La grève générale appelée en Espagne ce mercredi 15 octobre se poursuit malgré les accords de paix en Palestine. Les différents syndicats maintiennent leurs appels à exprimer leur solidarité avec les Palestiniens et exigent, entre autres raisons, que les accords conclus pour mettre fin à la guerre dans la bande de Gaza et en Cisjordanie soient respectés.
Différentes organisations syndicales ont enregistré plusieurs appels auprès des autorités du travail afin d’offrir une couverture légale aux travailleurs qui décident d’y adhérer. Les travailleurs qui souhaitent adhérer peuvent le faire sans avoir à informer au préalable leur entreprise ou ses responsables de leur intention de faire grève.
Parmi les organisations organisatrices figurent diverses centrales syndicales. Les Commissions ouvrières (CCOO) et l’Union générale des travailleurs (UGT), les deux syndicats majoritaires en Espagne, ont opté pour un appel à la grève partielle.
Ils ne sont pas les seuls. D’autres syndicats, comme la CGT ou l’IAC – cette dernière ayant un poids important dans l’administration de la Generalitat – ont également appelé à la grève.
La protestation peut être partielle ou totale, afin que chaque travailleur puisse exercer son droit de grève pendant certaines plages horaires, pendant quelques minutes ou pendant toute sa journée de travail.
Dans le cas de CCOO et UGT, les grèves ont été réparties en trois périodes spécifiques : de 2 à 4 heures du matin, de 10 à 12 heures du matin et de 5 à 7 heures de l’après-midi.

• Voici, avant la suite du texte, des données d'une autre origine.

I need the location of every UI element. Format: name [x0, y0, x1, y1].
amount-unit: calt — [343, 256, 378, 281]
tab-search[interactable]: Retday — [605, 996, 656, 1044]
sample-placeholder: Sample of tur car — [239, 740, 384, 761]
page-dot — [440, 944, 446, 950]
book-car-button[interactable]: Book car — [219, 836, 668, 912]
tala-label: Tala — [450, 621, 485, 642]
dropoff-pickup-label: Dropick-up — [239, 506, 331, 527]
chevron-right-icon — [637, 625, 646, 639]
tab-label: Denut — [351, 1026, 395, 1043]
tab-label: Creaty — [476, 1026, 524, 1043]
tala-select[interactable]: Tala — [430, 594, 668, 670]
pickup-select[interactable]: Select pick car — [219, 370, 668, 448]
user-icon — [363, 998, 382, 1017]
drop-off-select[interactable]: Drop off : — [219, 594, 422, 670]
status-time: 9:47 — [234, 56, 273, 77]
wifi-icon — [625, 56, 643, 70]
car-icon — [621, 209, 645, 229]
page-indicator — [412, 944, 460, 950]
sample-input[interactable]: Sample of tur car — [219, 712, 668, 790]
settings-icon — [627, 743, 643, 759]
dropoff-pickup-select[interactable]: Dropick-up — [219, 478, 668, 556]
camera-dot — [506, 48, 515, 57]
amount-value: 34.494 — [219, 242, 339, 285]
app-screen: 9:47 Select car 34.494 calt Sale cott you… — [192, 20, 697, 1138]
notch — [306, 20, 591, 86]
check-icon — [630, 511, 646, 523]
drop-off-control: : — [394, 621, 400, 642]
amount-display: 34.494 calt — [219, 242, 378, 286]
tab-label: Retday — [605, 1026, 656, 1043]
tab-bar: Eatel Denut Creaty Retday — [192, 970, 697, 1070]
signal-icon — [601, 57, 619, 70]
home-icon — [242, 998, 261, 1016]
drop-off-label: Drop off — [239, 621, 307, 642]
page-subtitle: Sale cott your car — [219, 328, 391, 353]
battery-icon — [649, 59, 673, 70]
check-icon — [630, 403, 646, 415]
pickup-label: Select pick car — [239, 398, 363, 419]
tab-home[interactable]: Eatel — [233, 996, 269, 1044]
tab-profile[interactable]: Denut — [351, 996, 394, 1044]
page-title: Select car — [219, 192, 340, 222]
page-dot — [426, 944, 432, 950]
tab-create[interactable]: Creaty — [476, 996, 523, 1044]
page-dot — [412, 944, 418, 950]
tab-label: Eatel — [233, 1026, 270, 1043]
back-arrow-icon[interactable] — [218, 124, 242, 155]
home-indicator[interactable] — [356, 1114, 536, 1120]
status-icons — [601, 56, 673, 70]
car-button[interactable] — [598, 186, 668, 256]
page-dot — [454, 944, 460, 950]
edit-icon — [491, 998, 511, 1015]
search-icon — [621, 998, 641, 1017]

D’autres syndicats, comme la CGT ou l’IAC – cette dernière ayant un poids important dans l’administration de la Generalitat – ont appelé à une grève totale. Autrement dit, ils appellent les travailleurs à cesser toute activité tout au long de la journée de travail.
Les travailleurs qui souhaitent seulement s’arrêter quelques minutes et se concentrer aux portes de leurs bureaux, usines ou magasins peuvent le faire à tout moment de leur journée de travail.
Les syndicats affirment que les récents accords ne garantissent toujours pas une paix durable ni des conditions équitables pour la population palestinienne. Ils exigent, entre autres, que le cessez-le-feu soit permanent et vérifiable, qu’un accès immédiat à l’aide humanitaire soit assuré et que la reconstruction de Gaza se concentre sur les besoins de sa population, en évitant la spéculation étrangère.
CCOO et UGT exigent que le contrôle de Gaza par l’État palestinien soit établi dans un délai précis et que les troupes israéliennes soient immédiatement retirées de tous les territoires palestiniens, y compris des colonies illégales.
Du côté de la CGT, ils voient l’accord de paix comme le résultat de la coercition, « sous la menace de dévaster le peuple palestinien en toute impunité ». Et ils appellent les travailleurs à se mobiliser, car « Israël a déjà ignoré d’autres accords de cessez-le-feu et celui-ci ne réunit pas les conditions nécessaires pour penser qu’il en sera autrement ».
Un dénominateur commun entre les différents appels est l’embargo total sur les armes contre Israël et l’interdiction effective du commerce des armes dans le présent et dans le futur.
Les travailleurs qui décident de participer à la grève générale du 15 octobre ne sont pas tenus d’en informer leur entreprise au préalable.
Toutefois, l’entreprise peut exiger la présence sur le lieu de travail des salariés inclus dans les services minimaux décrétés par la Generalitat de Catalogne. Pour déterminer si un travailleur ne fait pas partie de ces services, l’entreprise doit fournir un préavis plusieurs heures avant le début de sa journée de travail.
Les transports publics pourraient être affectés pendant le jour de grève, même si la fourniture des services essentiels sera garantie. En Catalogne, les trains Renfe Rodalies et Regional fonctionneront avec 66 % du service habituel tout au long de la journée.
Le métro, les bus des Transports Métropolitains de Barcelone (TMB), les Ferrocarrils de la Generalitat (FGC) et le tramway circuleront également à 66 % de leur capacité habituelle.
Le reste des services urbains et interurbains, y compris le bus Barcelone-aéroport, fonctionneront avec le même pourcentage, garantissant au moins un aller-retour complet.
Le transport des personnes handicapées continuera avec le service habituel, tandis que le transport scolaire vers les centres préscolaires et primaires sans alternative publique sera également garanti.